The Irish Aviation Authority (IAA), responsible for air traffic control, said on Friday that it handled fewer than 500,000 flights last year, 670,000 fewer than in 2019. An IAA statement noted that it was the “lowest level of flights in Irish air space since the late 1980s”.
Peter Kearney, chief executive of the regulator, declared that Irish aviation had never experienced a year as bad as 2020.
He added that the industry hoped the recovery would begin later this year as the EU and US vaccinate their citizens.
“While the numbers of flights remain very low in January and for the foreseeable future, we are hopeful of a sustained recovery from quarter three onwards,” Mr Kearny said.
An IAA statement stressed that recovery in the industry cannot begin until governments lift restrictions and there is long-term certainty.
The authority is responsible for guiding flights through the Republic’s airspace and for those taking off and landing at airports. It charges airlines for these services.
Traffic through the Republic’s skies fell further than the European average in 2020 mainly due to a sharp decline in transatlantic traffic after the pandemic struck in the spring.
About 90 per cent of the flights between Europe and North America pass through the State’s air space and through an area over the north Atlantic for which the IAA shares responsibility with its British counterpart, the Civil Aviation Authority.
IAA figures show that the total number of flights the authority’s staff handled last year fell 58 per cent to 498,803. Europe-US flights fell at the same rate to 213,106.
In the Republic, terminal movements at the three State-owned airports, Cork, Dublin and Shannon, fell 58 per cent to 131,508.
Dublin, Ireland’s biggest airport, suffered the sharpest decline, sliding 63.2 per cent to 87,889 movements. Shannon was down 58.2 per cent at 10,321 while Cork fell 33.1 per cent to 33,298.
The authority noted that traffic through Dublin Airport fell 63 per cent last year.
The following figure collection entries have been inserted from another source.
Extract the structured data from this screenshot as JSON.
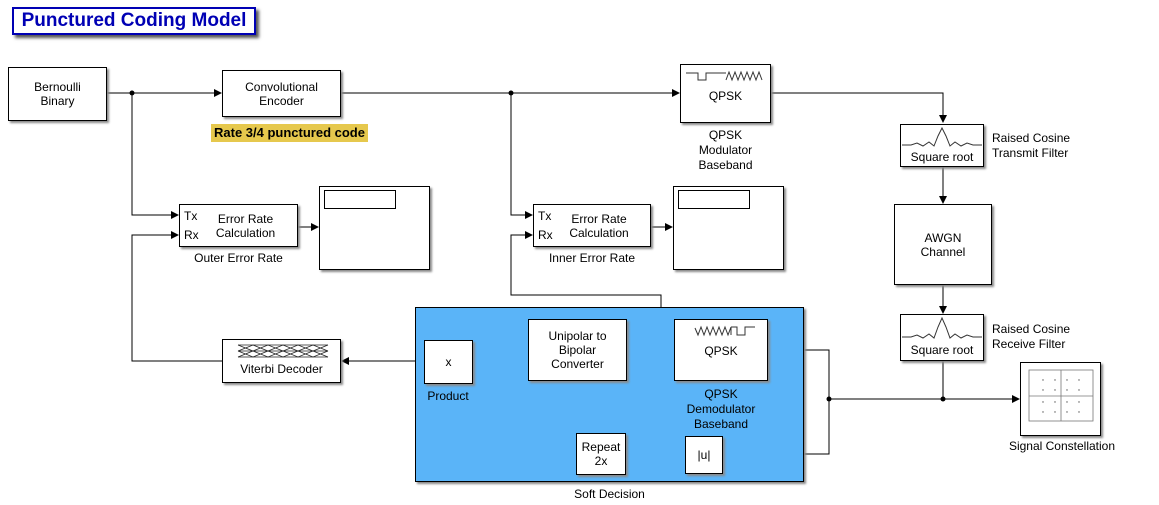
{
  "title": "Punctured Coding Model",
  "annotation": "Rate 3/4 punctured code",
  "blocks": {
    "bernoulli": {
      "line1": "Bernoulli",
      "line2": "Binary"
    },
    "conv_encoder": {
      "line1": "Convolutional",
      "line2": "Encoder"
    },
    "qpsk_mod": {
      "text": "QPSK",
      "label1": "QPSK",
      "label2": "Modulator",
      "label3": "Baseband"
    },
    "tx_filter": {
      "text": "Square root",
      "label1": "Raised Cosine",
      "label2": "Transmit Filter"
    },
    "awgn": {
      "line1": "AWGN",
      "line2": "Channel"
    },
    "rx_filter": {
      "text": "Square root",
      "label1": "Raised Cosine",
      "label2": "Receive Filter"
    },
    "outer_err": {
      "line1": "Error Rate",
      "line2": "Calculation",
      "tx": "Tx",
      "rx": "Rx",
      "label": "Outer Error Rate"
    },
    "inner_err": {
      "line1": "Error Rate",
      "line2": "Calculation",
      "tx": "Tx",
      "rx": "Rx",
      "label": "Inner Error Rate"
    },
    "viterbi": {
      "text": "Viterbi Decoder"
    },
    "product": {
      "text": "x",
      "label": "Product"
    },
    "unipolar": {
      "line1": "Unipolar to",
      "line2": "Bipolar",
      "line3": "Converter"
    },
    "qpsk_demod": {
      "text": "QPSK",
      "label1": "QPSK",
      "label2": "Demodulator",
      "label3": "Baseband"
    },
    "repeat": {
      "line1": "Repeat",
      "line2": "2x"
    },
    "abs": {
      "text": "|u|"
    },
    "constellation": {
      "label": "Signal Constellation"
    },
    "soft_decision": {
      "label": "Soft Decision"
    }
  },
  "colors": {
    "title": "#0000b4",
    "subsystem": "#5ab4f8",
    "annotation": "#e6c84d"
  }
}
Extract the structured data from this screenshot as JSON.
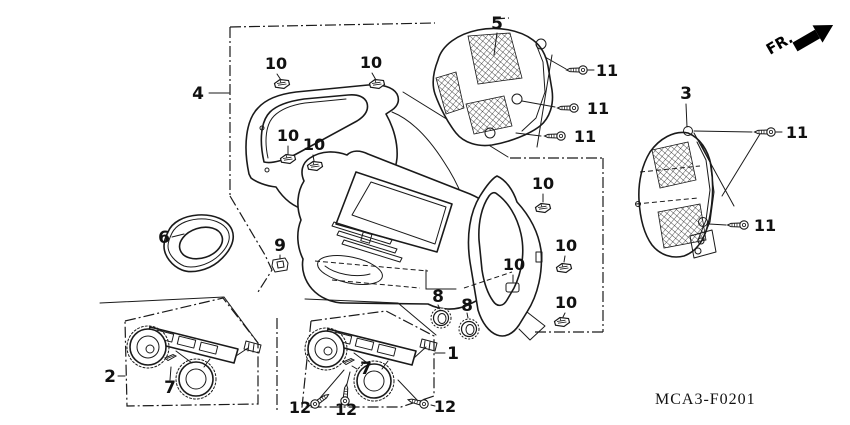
{
  "figure": {
    "code": "MCA3-F0201",
    "direction": "FR.",
    "callouts": {
      "1": "1",
      "2": "2",
      "3": "3",
      "4": "4",
      "5": "5",
      "6": "6",
      "7": "7",
      "8": "8",
      "9": "9",
      "10": "10",
      "11": "11",
      "12": "12"
    }
  }
}
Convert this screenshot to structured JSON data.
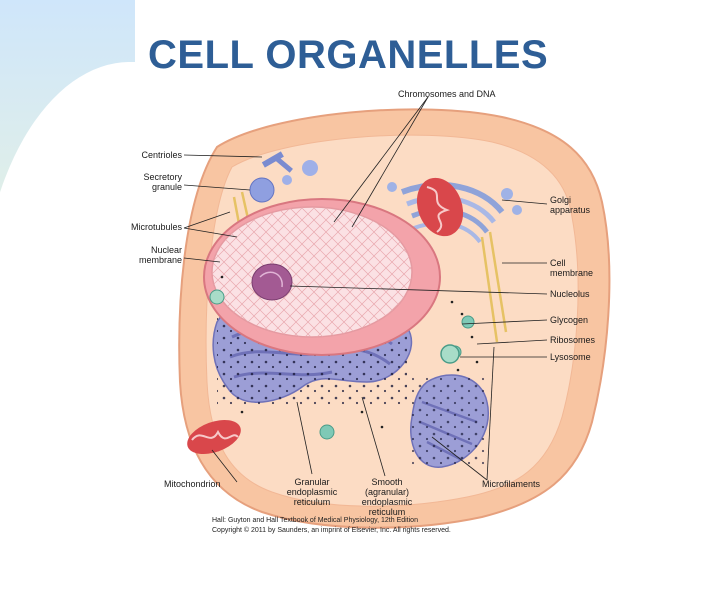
{
  "slide": {
    "title": "CELL ORGANELLES"
  },
  "diagram": {
    "labels": {
      "chromosomes": "Chromosomes and DNA",
      "centrioles": "Centrioles",
      "secretory": "Secretory\ngranule",
      "microtubules": "Microtubules",
      "nuclear": "Nuclear\nmembrane",
      "golgi": "Golgi\napparatus",
      "cellmem": "Cell\nmembrane",
      "nucleolus": "Nucleolus",
      "glycogen": "Glycogen",
      "ribosomes": "Ribosomes",
      "lysosome": "Lysosome",
      "mitochondrion": "Mitochondrion",
      "granular": "Granular\nendoplasmic\nreticulum",
      "smooth": "Smooth\n(agranular)\nendoplasmic\nreticulum",
      "microfilaments": "Microfilaments"
    },
    "credit": {
      "line1": "Hall: Guyton and Hall Textbook of Medical Physiology, 12th Edition",
      "line2": "Copyright © 2011 by Saunders, an imprint of Elsevier, Inc. All rights reserved."
    }
  }
}
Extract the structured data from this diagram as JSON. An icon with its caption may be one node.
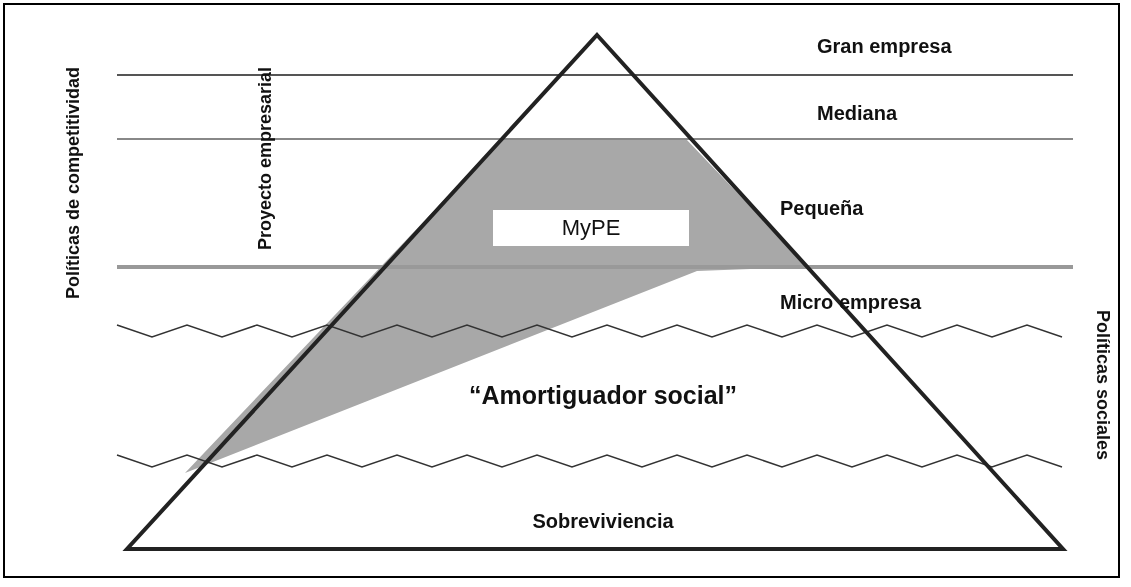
{
  "diagram": {
    "nodes": [
      {
        "text": [
          "MyPE"
        ]
      }
    ],
    "labels": [
      "Gran empresa",
      "Mediana",
      "Pequeña",
      "Micro empresa",
      "“Amortiguador social”",
      "Sobreviviencia",
      "Políticas de competitividad",
      "Proyecto empresarial",
      "Políticas sociales"
    ]
  }
}
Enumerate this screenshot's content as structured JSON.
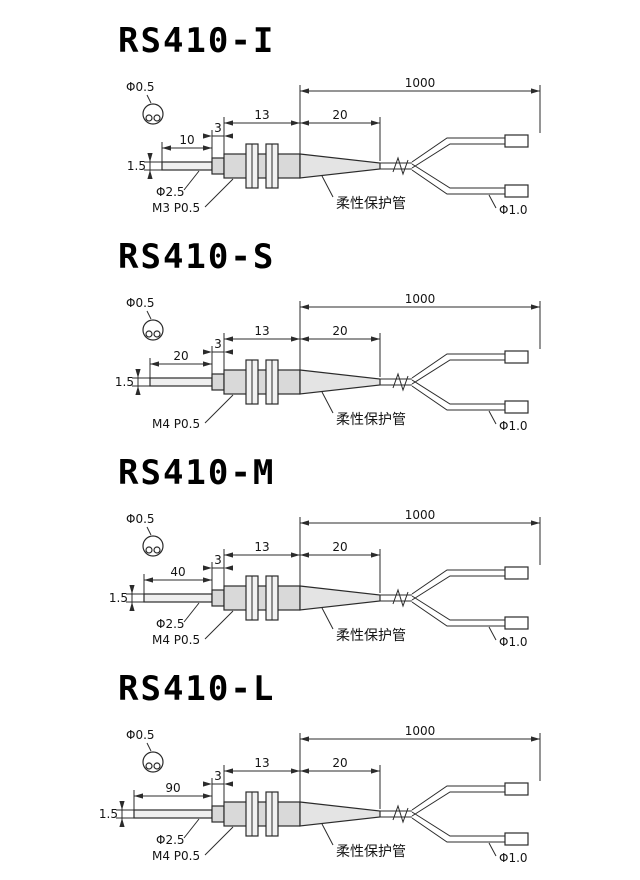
{
  "page": {
    "colors": {
      "line": "#2b2b2b",
      "body_fill": "#d9d9d9",
      "background": "#ffffff"
    }
  },
  "models": [
    {
      "title": "RS410-I",
      "thread_spec": "M3 P0.5",
      "tube_label": "柔性保护管",
      "dims": {
        "tip_diameter": "Φ0.5",
        "cable_length": "1000",
        "thread_length": "13",
        "tube_length": "20",
        "flange_width": "3",
        "lead_length": "10",
        "lead_height": "1.5",
        "lead_diameter": "Φ2.5",
        "fiber_diameter": "Φ1.0"
      }
    },
    {
      "title": "RS410-S",
      "thread_spec": "M4 P0.5",
      "tube_label": "柔性保护管",
      "dims": {
        "tip_diameter": "Φ0.5",
        "cable_length": "1000",
        "thread_length": "13",
        "tube_length": "20",
        "flange_width": "3",
        "lead_length": "20",
        "lead_height": "1.5",
        "fiber_diameter": "Φ1.0"
      }
    },
    {
      "title": "RS410-M",
      "thread_spec": "M4 P0.5",
      "tube_label": "柔性保护管",
      "dims": {
        "tip_diameter": "Φ0.5",
        "cable_length": "1000",
        "thread_length": "13",
        "tube_length": "20",
        "flange_width": "3",
        "lead_length": "40",
        "lead_height": "1.5",
        "lead_diameter": "Φ2.5",
        "fiber_diameter": "Φ1.0"
      }
    },
    {
      "title": "RS410-L",
      "thread_spec": "M4 P0.5",
      "tube_label": "柔性保护管",
      "dims": {
        "tip_diameter": "Φ0.5",
        "cable_length": "1000",
        "thread_length": "13",
        "tube_length": "20",
        "flange_width": "3",
        "lead_length": "90",
        "lead_height": "1.5",
        "lead_diameter": "Φ2.5",
        "fiber_diameter": "Φ1.0"
      }
    }
  ]
}
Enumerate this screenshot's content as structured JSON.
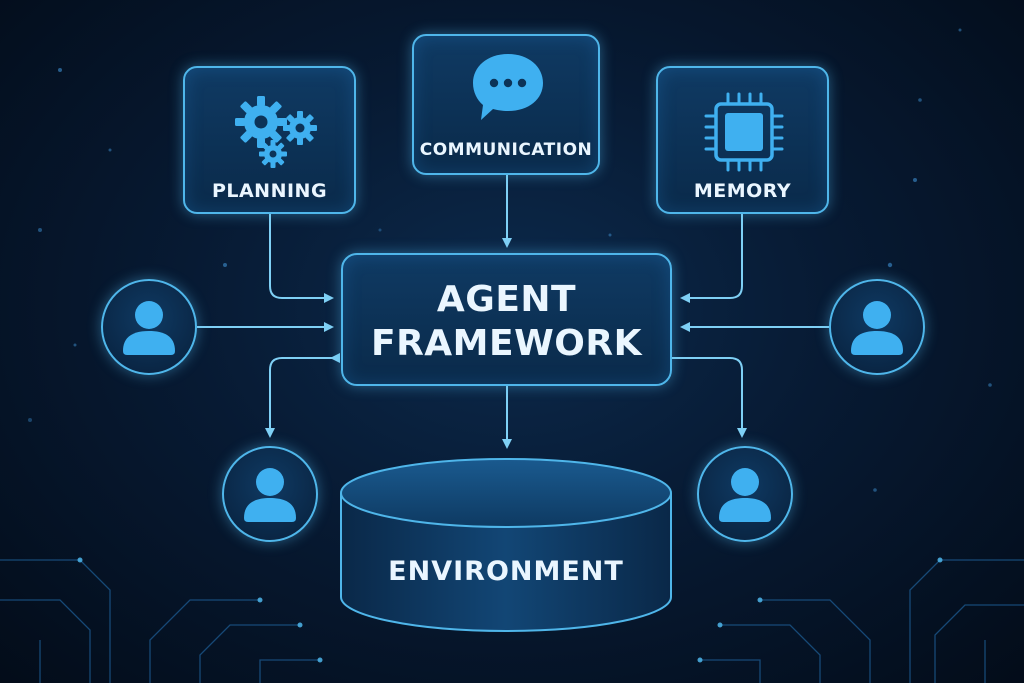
{
  "diagram": {
    "nodes": {
      "planning": {
        "label": "PLANNING",
        "icon": "gears-icon"
      },
      "communication": {
        "label": "COMMUNICATION",
        "icon": "chat-bubble-icon"
      },
      "memory": {
        "label": "MEMORY",
        "icon": "chip-icon"
      },
      "agent_framework": {
        "label_line1": "AGENT",
        "label_line2": "FRAMEWORK"
      },
      "environment": {
        "label": "ENVIRONMENT",
        "shape": "cylinder"
      },
      "agents": [
        {
          "id": "left",
          "icon": "user-icon"
        },
        {
          "id": "right",
          "icon": "user-icon"
        },
        {
          "id": "bottom-left",
          "icon": "user-icon"
        },
        {
          "id": "bottom-right",
          "icon": "user-icon"
        }
      ]
    },
    "edges": [
      {
        "from": "planning",
        "to": "agent_framework"
      },
      {
        "from": "communication",
        "to": "agent_framework"
      },
      {
        "from": "memory",
        "to": "agent_framework"
      },
      {
        "from": "agent-left",
        "to": "agent_framework"
      },
      {
        "from": "agent-right",
        "to": "agent_framework"
      },
      {
        "from": "agent_framework",
        "to": "agent-bottom-left",
        "bidirectional": true
      },
      {
        "from": "agent_framework",
        "to": "agent-bottom-right"
      },
      {
        "from": "agent_framework",
        "to": "environment"
      }
    ],
    "colors": {
      "background": "#071a33",
      "accent": "#4fb6ea",
      "icon": "#3fb0f0",
      "text": "#eaf6ff"
    }
  }
}
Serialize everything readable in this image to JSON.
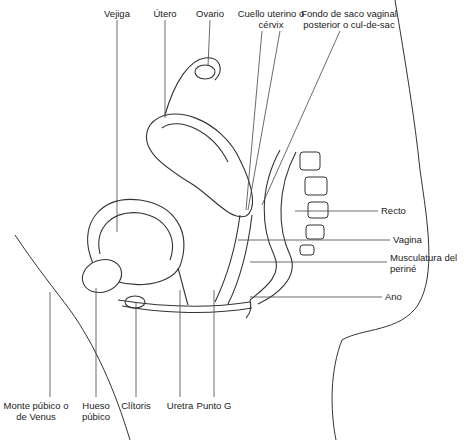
{
  "diagram": {
    "labels": [
      "Vejiga",
      "Útero",
      "Ovario",
      "Cuello uterino o cérvix",
      "Fondo de saco vaginal posterior o cul-de-sac",
      "Recto",
      "Vagina",
      "Musculatura del periné",
      "Ano",
      "Monte púbico o de Venus",
      "Hueso púbico",
      "Clítoris",
      "Uretra",
      "Punto G"
    ]
  }
}
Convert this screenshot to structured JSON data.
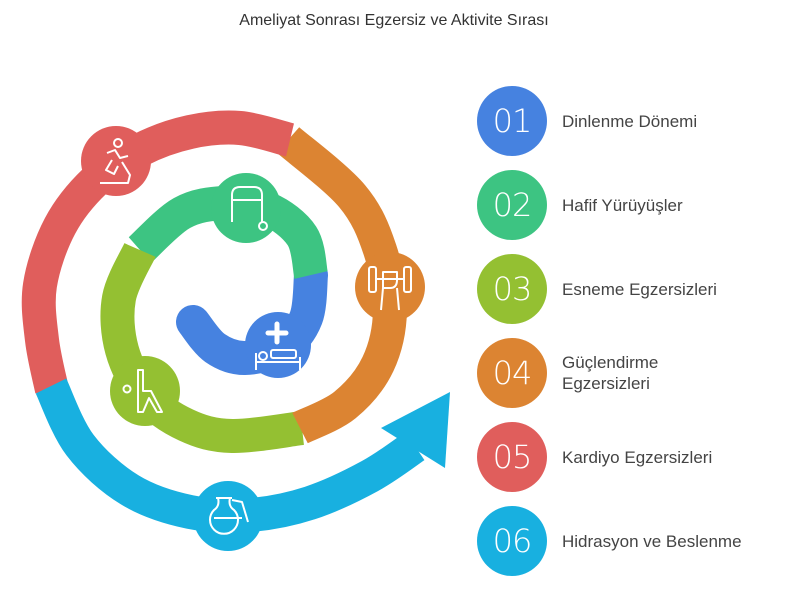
{
  "title": "Ameliyat Sonrası Egzersiz ve Aktivite Sırası",
  "steps": [
    {
      "number": "01",
      "label": "Dinlenme Dönemi",
      "color": "#4682E0",
      "icon": "bed-medical-icon"
    },
    {
      "number": "02",
      "label": "Hafif Yürüyüşler",
      "color": "#3DC482",
      "icon": "walker-icon"
    },
    {
      "number": "03",
      "label": "Esneme Egzersizleri",
      "color": "#94C032",
      "icon": "stretching-icon"
    },
    {
      "number": "04",
      "label": "Güçlendirme Egzersizleri",
      "color": "#DC8432",
      "icon": "dumbbell-icon"
    },
    {
      "number": "05",
      "label": "Kardiyo Egzersizleri",
      "color": "#E05E5C",
      "icon": "exercise-bike-icon"
    },
    {
      "number": "06",
      "label": "Hidrasyon ve Beslenme",
      "color": "#18B0E0",
      "icon": "water-pitcher-icon"
    }
  ]
}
State company DAA, responsible for the capital’s airport, confirmed in December that it handled 23.5 million fewer passengers in the 11 months to the end of November than during the same period in 2019.
Traffic at Cork Airport, the second biggest in the State, was down 70 per cent, the IAA noted.
Mr Kearney maintained that the IAA ensured there was no loss of safety or quality in its services throughout the pandemic.
“Looking forward, we are planning for a reboot of the industry in line with the European and US rollout of vaccines,” he said.
Government policy left the Republic with the some of the toughest travel restrictions in Europe last year, even during the summer lull in coronavirus infection rates.
Industry figures warn that as a result, the Republic faces serious challenges reinstating services that are key to investment, exports and tourism when the recovery does come.
World air travel, among the industry’s worst hit by the virus, has pinned its recovery hopes on countries vaccinating most of their residents against the virus as quickly as possible.